When we talk about American painters, we continuously mention the classics: Andy Warhol, James Whistler, Georgia O’Keefe, Jackson Pollock, Mark Rothko, Mary Cassatt, and the like, however one name seemingly always fails to make the cut, and that person is Maynard Dixon. A true American icon, whose paintings of the American West, the place he called home for most of his life, are just as important today as they were back in the early 1900s. Dixon’s works should be hailed as greatly influential and should be revered for the works he created.


Art Zealous is about to give you a history lesson. During an increasingly tumultuous period of American history aka the Great Depression, Dixon painted what Americans needed most, a distraction. He created scenes of beautiful landscapes filled with vivid colors and dream-like wonder. He also managed to capture the world of Native Americans. He aided them in showing their story, in giving them the recognition that they had been deprived of. “What success? Money? Fame? Success of the true artist is in knowing the truth of his vision is in his own terms.” And that is exactly how Dixon painted, by his own terms. He saw within the West a culture long abused and forgotten, and aided in telling part of their story. Maynard Dixon was a pioneer, not just of the western lands, but of painting as well. His impressionist works and his realist visions to portray the strength and grandiose exquisiteness of a country were something that many artists of the time were not interested in, like so many influencers though, Dixon chose not to work for fame, rather to work to service the land he loved so dearly.


image courtesy of the OMCA Collection // “Earth Knower” by Maynard Dixon


Born in Fresno, California in 1875, Maynard obtained an important, and rather fond, respect for the landscapes and sceneries of western America from a young age. Painting mountain ranges, western towns, you name it. Maynard’s chronicling of the Great Depression, and how the face of the country had been warped, as well how the people themselves were slowly withering into the dirt the stood on, reminds us of that America wasn’t always a thriving, industrious country, it was a nightmarish world to many. He once said, “My object has always been to get as close to the real thing as possible- people, animals and country. The melodramatic Wild West idea is not for me the big possibility. The more lasting qualities are in the quiet and more broadly human aspects of Western life.” The mastery of his pieces displays not a pitiful world, rather one that holds tight a lingering hope for betterment, a reserved perseverance.
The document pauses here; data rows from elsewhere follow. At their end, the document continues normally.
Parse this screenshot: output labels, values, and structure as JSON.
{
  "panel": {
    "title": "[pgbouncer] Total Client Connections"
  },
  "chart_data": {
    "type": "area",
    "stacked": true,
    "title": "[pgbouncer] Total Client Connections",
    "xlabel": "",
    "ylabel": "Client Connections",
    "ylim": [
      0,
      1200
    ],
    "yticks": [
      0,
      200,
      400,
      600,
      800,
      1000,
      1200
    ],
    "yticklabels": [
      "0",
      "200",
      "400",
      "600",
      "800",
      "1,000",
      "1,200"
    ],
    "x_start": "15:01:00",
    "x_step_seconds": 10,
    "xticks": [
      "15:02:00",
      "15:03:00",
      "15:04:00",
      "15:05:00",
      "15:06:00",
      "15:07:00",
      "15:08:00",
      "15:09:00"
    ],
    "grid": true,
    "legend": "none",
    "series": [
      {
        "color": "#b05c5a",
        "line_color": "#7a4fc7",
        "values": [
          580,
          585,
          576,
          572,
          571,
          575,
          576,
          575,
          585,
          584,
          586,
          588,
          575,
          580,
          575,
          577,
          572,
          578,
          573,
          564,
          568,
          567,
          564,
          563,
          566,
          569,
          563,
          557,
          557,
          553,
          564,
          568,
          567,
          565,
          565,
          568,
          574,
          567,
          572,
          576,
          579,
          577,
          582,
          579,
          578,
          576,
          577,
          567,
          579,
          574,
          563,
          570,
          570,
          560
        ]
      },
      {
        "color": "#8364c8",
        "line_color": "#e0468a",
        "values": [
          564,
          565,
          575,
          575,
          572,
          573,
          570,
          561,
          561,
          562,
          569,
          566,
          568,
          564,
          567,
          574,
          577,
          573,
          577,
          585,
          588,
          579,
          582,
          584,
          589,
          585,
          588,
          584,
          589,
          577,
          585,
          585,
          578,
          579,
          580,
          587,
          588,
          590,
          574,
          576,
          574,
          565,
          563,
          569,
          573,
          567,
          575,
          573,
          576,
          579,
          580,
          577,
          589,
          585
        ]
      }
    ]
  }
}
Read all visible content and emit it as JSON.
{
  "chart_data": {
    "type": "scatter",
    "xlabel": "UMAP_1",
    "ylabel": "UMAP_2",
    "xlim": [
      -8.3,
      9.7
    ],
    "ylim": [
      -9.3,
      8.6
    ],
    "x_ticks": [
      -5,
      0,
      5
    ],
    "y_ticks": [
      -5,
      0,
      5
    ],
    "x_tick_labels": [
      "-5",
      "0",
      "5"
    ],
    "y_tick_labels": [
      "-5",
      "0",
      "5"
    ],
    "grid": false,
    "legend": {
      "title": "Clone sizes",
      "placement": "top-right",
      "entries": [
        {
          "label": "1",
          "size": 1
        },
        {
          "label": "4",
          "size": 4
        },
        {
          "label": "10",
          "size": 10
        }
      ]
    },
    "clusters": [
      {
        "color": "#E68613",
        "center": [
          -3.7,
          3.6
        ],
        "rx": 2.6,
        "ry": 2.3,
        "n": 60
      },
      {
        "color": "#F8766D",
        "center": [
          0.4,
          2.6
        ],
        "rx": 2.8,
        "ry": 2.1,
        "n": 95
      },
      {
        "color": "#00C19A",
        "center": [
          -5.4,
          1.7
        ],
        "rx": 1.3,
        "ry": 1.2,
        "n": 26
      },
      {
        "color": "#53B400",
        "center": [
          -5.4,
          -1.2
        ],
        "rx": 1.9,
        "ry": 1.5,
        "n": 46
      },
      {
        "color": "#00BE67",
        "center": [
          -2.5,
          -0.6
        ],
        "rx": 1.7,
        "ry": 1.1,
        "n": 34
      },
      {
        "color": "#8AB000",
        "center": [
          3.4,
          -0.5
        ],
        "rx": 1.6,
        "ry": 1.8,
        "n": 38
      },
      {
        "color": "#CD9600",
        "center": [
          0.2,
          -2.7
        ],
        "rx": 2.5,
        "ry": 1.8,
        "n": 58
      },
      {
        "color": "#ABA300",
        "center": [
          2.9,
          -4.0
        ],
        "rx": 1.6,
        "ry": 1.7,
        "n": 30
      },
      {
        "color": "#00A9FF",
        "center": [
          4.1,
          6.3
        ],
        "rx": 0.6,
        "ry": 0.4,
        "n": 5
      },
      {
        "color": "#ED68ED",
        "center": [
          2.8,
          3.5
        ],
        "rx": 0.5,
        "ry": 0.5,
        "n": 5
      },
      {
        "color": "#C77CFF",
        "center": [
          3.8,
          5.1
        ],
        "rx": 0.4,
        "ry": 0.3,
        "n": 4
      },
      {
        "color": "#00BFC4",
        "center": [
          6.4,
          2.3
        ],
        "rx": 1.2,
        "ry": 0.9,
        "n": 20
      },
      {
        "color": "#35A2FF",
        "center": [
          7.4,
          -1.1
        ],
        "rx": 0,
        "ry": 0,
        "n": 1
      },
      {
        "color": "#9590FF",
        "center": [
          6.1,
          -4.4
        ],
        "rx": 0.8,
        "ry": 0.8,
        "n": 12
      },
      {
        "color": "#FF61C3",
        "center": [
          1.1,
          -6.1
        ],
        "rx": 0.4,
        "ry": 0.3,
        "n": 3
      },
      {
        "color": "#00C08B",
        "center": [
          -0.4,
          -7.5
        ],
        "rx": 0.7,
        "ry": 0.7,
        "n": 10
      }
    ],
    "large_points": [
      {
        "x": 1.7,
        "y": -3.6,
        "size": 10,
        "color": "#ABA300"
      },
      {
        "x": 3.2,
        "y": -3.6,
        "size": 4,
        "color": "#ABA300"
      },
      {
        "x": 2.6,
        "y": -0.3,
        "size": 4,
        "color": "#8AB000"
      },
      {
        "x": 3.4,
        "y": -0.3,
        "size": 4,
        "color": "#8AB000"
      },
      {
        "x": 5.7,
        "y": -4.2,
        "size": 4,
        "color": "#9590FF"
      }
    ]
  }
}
When analyzing his works you gather a profound awareness of his sense of technical necessity mixed in with his mystifying adoration of the serene strength inherent within nature. Gloomy existential scenes are transfigured into wondrous tributes to the world. His later paintings featured scenes of stunning rolling clouds over expansive fields, desert vegetation, and gorgeous rock formations. In these paintings his real genius comes forth eloquently. His use of light and shadow, may seem somewhat simplistic, however they are far from it; his juxtaposition of enormous mountain ranges with rolling clouds is a spectacular portrayal of life is both immense and minuscule all at once. You can see this style resonating through recent modern history, most notably in painter Ed Mell’s work. His paintings have a sort of realism to them, when you look at them, you know that they are just paintings, however you can’t shake the sensation that you have been to these places before, or that you may even be standing on one of his cliff-sides right now, gazing out onto the vast desert of Utah, or sitting in on a gathering of Native American tribe members.


Navajo Women, courtesy of maynarddixonfineart.com


Maynard Dixon died in 1946, though his legacy and works have remained to preserve his name. When we remember back to our art history classes, none of us can recall a lecture about Maynard Dixon, which is unfortunate. Dixon was a true American, he was a cowboy who spread his love for the West through his paintings so that others may look upon and revere at the serene beauty of the West. He dared to give a face to those who were suffering during the Great Depression, as well as giving face to the ignored Native American population of the west. Today, when it seems almost hard to call oneself an American, we must look back to this icon and remember that America isn’t just politics, capitalism, football, and Thanksgiving, America is a gorgeous land, one which we can all appreciate, and better yet we can appreciate it through the canvases of a not-forgot pioneer.